Pugh's Decision Matrix for Vehicle NVH Sign-off

Making scientific efforts for Vehicle NVH Refinement under different customer driving operating conditions is on one side and implementing necessary the solutions in a mass production is on the other side.

There is always resistance by the Management to take ahead various NVH recommendations mainly due to cost addition, long development time and durability concerns.

In addition, the design changes made for improving small amplitude but higher frequency vibrations on smooth roads and structure borne noise are not necessarily suitable for transient large-displacement load cases on pot-holed roads or ones with sudden torque reversals.

For example, soft rubber-mounts supporting a Power-train (PT) on a stiff chassis are good for increasing the vibration isolation and hence for assuring the best possible In-cab NVH. However, they allow large PT- motion under sudden torque changes (tip-in-tip-out or key-on-key-off or 1st gear launch) or while running over bumpy roads. Durability of the rubber-mounts under rough road impacts will be another concern.

Active Vibration control or advanced switchable hydra-mount can be then a good solution but their cost addition will be serious from business profitability point of view. In addition, their robustness is yet to be proved on Indian roads for a warrantee life more than 1 lakh km of running. .

Another option is to provide secondary isolation to the vehicle-suspension sub-frame or cradle over which PT is mounted with the rubber-mounts.
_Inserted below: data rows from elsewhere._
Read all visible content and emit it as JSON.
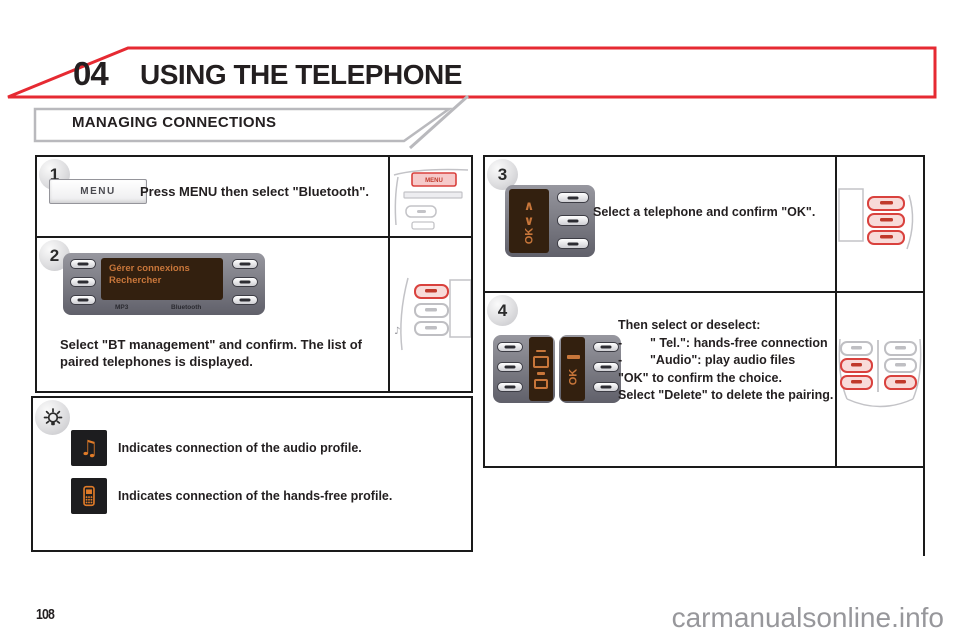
{
  "header": {
    "chapter_number": "04",
    "chapter_title": "USING THE TELEPHONE",
    "section_title": "MANAGING CONNECTIONS"
  },
  "colors": {
    "accent_red": "#e62a32",
    "thumbnail_red": "#d9413d",
    "screen_background": "#33200f",
    "screen_text_orange": "#c8763a",
    "icon_orange": "#e07b28"
  },
  "steps": {
    "s1": {
      "number": "1",
      "menu_button_label": "MENU",
      "thumb_menu_label": "MENU",
      "instruction": "Press MENU then select \"Bluetooth\"."
    },
    "s2": {
      "number": "2",
      "screen_line1": "Gérer connexions",
      "screen_line2": "Rechercher",
      "device_label_mp3": "MP3",
      "device_label_bluetooth": "Bluetooth",
      "instruction": "Select \"BT management\" and confirm. The list of paired telephones is displayed."
    },
    "s3": {
      "number": "3",
      "up_glyph": "∧",
      "down_glyph": "∨",
      "ok_label": "OK",
      "instruction": "Select a telephone and confirm \"OK\"."
    },
    "s4": {
      "number": "4",
      "intro": "Then select or deselect:",
      "bullet_dash": "-",
      "bullet1": "\" Tel.\": hands-free connection",
      "bullet2": "\"Audio\": play audio files",
      "line_ok": "\"OK\" to confirm the choice.",
      "line_delete": "Select \"Delete\" to delete the pairing.",
      "ok_label": "OK"
    }
  },
  "tip_box": {
    "music_icon_glyph": "♫",
    "audio_text": "Indicates connection of the audio profile.",
    "handsfree_text": "Indicates connection of the hands-free profile."
  },
  "thumbnails": {
    "note_glyph": "♪"
  },
  "footer": {
    "page_number": "108",
    "watermark": "carmanualsonline.info"
  }
}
They have the potential to maximize the vibration isolation efficiency against the combustion induced or electromagnetic forces. Here, the chassis or body should have 5 to 10 times dynamics stiffness higher than that of the cradle-bushes over a frequency range at least till 600 Hz. Hence, here, too, the Cost to Benefit Ratio might be on higher side.
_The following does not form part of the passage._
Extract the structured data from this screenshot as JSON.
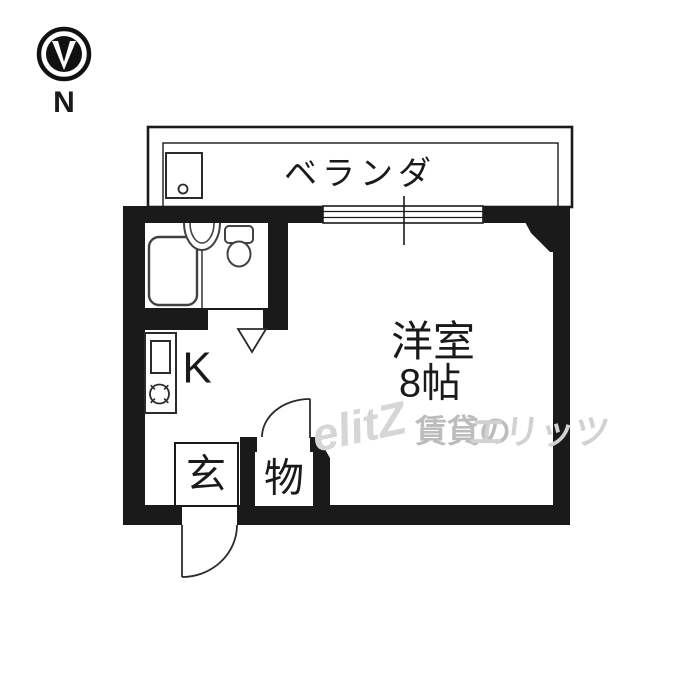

Hence, every time, a famous Pugh's decision matrix becomes a part of Engineering Sign-off for the NVH solutions; a sample example below elaborates the challenge before the Management which is eager to launch a new vehicle in the market:

The above Pugh's Matrix shows that the chassis modifications enabling ideal position of PT-mounting is a winner under all conflicting performance demands! An elastic axis coinciding with the Power-train Roll axis will decouple all of its rigid body modes balancing both requirements of steady state and transient load cases.

Next to this solution is idle engine-RPM tuning to have modal separation between the firing order and the natural frequencies of PT- rigid body modes! Engine Calibration Unit [ECU] tuning to limit the combustion forces as well as flywheel angular fluctuations will play a critical positive role to improve NVH of the vehicle.

However, often both these counter-measures (either chassis designed in line with the PT-Roll-axis or ECU tuning) are not taken ahead during tool-kick off stage due to some constraints faced by the Management.

Then the solutions like the softer rubber mounts or the active control will be necessary where their fatigue life or Cost & time of development will be a concern!

Even providing a Counter-balancer to cancel inertia forces of reciprocating masses of the engine will be considered which will give good benefit to NVH at all speeds but increase significantly the PT- cost & its development time.

In conclusion, a Pugh's decision matrix will be always needed for all NVH-critical subsystems or components of the vehicle influencing its conflicting performance parameters!